Hızla gelişen, değişen, yenilenen dünya üzerinde, mahallelerin bundan etkilenmemesi düşünülemez. İnsan değişiyorsa mahalle de değişiyor demektir. Ancak insanlar değerleriyle, kökten gelen inanışlarıyla, kültürleriyle var olarak ayakta kalırlar. Bir milleti ayakta tutan, mânevî dinamikleridir. Bu değişmeyen kuraldır. Bu kuralı yıkmak, aileyi yıkmaktır; dolayısıyla insanı ve mahalleyi yıkmaktır. Mahalleyi yıkmaksa ülkeyi yıkmaktır. Üzerimizde yapılan tahribatların hiçbirini küçük görmemek gerekir. O küçükler zaman içinde büyüyor ve önü alınamaz bir hâle gelebiliyor.

Unutulmasın ki mahalleler şekil ve fizîkî görüntü olarak eskiye nisbetle değişse de öz itibarıyla onların güçlü; birleştirici, bütünleştirici, inşâ edici yönleri vardır. Değerlerin yaşandığı mahalleler, bugün geçerli olan mahalle anlayışını ortaya koyar. Evet, eski mahalleler bugün yoktur ama bahsedilen bütün bu hususlar bugün için de geçerlidir.

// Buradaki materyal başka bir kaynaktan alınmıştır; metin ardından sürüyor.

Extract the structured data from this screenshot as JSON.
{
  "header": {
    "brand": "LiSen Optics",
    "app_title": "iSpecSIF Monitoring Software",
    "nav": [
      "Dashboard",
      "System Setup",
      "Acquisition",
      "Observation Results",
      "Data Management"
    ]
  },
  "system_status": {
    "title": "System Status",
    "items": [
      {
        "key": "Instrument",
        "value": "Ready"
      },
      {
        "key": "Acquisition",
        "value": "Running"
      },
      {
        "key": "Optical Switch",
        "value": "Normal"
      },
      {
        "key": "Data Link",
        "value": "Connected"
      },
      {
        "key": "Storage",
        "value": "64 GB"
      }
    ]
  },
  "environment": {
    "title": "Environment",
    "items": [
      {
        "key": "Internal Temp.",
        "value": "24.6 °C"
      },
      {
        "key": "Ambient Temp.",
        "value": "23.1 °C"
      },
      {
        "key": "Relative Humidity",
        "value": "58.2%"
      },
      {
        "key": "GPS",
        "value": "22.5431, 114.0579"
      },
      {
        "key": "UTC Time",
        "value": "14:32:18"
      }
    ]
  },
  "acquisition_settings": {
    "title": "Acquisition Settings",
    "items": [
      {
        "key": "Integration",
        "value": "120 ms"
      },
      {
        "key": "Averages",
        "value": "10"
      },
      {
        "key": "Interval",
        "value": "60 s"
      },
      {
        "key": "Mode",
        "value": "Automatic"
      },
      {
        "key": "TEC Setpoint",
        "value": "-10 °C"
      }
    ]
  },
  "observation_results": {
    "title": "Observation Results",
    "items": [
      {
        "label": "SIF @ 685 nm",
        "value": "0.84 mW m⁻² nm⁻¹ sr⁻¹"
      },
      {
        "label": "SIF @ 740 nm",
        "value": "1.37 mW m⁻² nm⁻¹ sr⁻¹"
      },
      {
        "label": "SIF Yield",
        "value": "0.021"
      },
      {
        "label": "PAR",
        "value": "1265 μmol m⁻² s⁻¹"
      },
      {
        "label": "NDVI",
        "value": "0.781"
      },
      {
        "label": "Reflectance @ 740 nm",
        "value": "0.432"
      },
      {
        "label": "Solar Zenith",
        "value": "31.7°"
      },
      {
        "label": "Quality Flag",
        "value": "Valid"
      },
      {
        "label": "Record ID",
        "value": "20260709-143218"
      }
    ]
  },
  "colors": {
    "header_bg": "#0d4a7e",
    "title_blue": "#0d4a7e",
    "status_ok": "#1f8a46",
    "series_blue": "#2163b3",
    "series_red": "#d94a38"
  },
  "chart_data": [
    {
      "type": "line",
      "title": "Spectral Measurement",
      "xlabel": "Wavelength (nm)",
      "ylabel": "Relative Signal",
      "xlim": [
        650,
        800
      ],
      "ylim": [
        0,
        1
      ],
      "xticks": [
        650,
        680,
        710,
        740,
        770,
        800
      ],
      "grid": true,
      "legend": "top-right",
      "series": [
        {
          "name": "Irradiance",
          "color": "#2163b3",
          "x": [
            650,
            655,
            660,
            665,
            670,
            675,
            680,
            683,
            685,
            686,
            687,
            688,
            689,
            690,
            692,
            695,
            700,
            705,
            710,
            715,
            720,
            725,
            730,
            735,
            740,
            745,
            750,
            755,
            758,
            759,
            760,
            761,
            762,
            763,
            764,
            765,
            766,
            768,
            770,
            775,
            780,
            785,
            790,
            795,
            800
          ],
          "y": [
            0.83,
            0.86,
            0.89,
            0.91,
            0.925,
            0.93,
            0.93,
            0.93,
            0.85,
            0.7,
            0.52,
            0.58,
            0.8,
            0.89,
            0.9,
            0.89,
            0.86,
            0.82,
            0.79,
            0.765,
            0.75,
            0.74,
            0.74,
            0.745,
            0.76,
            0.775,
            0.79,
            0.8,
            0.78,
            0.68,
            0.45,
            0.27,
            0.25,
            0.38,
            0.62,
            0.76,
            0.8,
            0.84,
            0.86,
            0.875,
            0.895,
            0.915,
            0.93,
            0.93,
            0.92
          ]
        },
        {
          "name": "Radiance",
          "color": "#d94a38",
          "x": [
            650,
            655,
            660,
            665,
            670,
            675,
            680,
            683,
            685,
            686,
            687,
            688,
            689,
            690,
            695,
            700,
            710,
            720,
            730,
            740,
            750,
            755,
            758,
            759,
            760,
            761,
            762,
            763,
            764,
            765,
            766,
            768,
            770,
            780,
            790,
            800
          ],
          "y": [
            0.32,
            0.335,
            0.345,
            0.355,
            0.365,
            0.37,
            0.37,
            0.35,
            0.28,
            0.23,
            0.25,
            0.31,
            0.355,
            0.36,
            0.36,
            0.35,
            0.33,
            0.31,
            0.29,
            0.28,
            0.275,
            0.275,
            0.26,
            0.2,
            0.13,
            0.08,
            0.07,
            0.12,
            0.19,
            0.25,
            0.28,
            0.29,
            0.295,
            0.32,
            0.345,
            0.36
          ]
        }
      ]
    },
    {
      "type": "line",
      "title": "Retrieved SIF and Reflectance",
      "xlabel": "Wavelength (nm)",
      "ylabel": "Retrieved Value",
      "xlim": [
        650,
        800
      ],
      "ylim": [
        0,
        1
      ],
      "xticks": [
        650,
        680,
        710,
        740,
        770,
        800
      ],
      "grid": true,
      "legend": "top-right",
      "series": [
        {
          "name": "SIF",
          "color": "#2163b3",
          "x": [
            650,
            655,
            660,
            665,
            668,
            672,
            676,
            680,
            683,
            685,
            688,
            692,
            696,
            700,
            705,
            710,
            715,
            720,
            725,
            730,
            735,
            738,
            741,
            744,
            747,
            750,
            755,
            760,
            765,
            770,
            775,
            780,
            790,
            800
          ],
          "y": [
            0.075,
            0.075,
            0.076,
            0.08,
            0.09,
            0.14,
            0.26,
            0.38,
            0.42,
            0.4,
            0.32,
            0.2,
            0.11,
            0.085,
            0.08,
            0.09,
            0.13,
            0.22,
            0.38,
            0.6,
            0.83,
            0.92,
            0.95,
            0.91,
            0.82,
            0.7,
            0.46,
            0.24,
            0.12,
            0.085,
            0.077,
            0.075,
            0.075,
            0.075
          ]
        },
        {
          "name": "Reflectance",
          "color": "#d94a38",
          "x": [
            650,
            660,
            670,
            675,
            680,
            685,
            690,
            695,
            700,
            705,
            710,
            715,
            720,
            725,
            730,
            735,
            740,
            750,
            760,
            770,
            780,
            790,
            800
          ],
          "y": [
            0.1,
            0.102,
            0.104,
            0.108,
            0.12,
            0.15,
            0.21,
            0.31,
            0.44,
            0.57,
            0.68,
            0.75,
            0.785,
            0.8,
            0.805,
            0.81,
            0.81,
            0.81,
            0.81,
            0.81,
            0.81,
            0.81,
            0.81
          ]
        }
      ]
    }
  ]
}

Her mahallenin kendine has dili, dînî inanışı, belirli zihnî birikimi vardır. Bu husus, orada yaşayan insanların toplam görüntüsünü verir. Günümüzdeki mahalleler de orada yaşayanların ortaya koyduklarını yansıtır. Bugünkü mahalleler eski mahalleler değildir ama toplu değerlerin yaşandığı mekânlardır. Eğer bu sağlanabilirse ne âlâ! Şimdiki mahallelerde; eski özlenen durumların aynıları olmasa bile, devam ettirebilmek yine de bize bağlı. Yeter ki biz değerlerimizden kopmayalım ve onları hayatımıza hâkim kılalım, ümitsiz olmayalım vesselâm.